The process we just implemented can be visualized as follows:
A diagram illustrating the sequence of operations in the basic RAG pipeline built in this practical exercise.
Congratulations! You've walked through the construction and execution of an end-to-end RAG pipeline. We connected data preparation, vector storage, retrieval, prompt engineering, and LLM generation.
This example is intentionally simple. Real-world applications often involve more sophisticated data loading, advanced chunking strategies, potentially different embedding models or vector databases, more complex prompt templates, and handling of edge cases like queries with no relevant context found.

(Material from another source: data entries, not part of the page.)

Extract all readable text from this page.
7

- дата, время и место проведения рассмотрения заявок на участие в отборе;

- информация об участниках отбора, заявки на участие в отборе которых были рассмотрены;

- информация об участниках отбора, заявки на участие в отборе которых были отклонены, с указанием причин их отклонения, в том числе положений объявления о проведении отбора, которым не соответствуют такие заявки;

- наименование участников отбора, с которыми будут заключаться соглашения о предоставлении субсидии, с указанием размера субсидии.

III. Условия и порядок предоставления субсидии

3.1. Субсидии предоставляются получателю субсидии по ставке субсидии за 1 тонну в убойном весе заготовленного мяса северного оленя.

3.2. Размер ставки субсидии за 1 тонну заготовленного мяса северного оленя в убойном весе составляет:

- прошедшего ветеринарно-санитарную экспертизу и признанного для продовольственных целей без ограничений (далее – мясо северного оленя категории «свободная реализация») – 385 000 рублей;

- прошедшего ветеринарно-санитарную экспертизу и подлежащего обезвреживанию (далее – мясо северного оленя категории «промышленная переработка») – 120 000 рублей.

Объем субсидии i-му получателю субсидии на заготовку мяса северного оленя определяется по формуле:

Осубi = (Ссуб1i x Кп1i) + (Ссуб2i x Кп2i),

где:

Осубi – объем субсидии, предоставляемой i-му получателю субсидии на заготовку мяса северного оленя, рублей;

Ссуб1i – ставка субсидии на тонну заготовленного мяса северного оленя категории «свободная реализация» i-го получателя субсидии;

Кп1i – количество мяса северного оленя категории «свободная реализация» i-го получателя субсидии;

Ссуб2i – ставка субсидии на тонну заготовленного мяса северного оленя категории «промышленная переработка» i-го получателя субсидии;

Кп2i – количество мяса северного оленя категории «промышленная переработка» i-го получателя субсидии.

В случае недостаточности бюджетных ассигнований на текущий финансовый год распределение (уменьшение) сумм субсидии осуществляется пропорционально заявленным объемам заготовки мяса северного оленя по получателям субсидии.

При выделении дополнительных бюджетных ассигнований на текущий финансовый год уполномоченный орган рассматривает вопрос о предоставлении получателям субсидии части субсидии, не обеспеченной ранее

While functional, the quality and reliability of this basic system are yet to be determined. How do we know if the retriever is finding the best context? How do we assess if the LLM's generated answer is accurate and faithful to the retrieved information? These questions lead us directly into the next chapter, where we'll explore methods for evaluating RAG systems and strategies for improving their performance.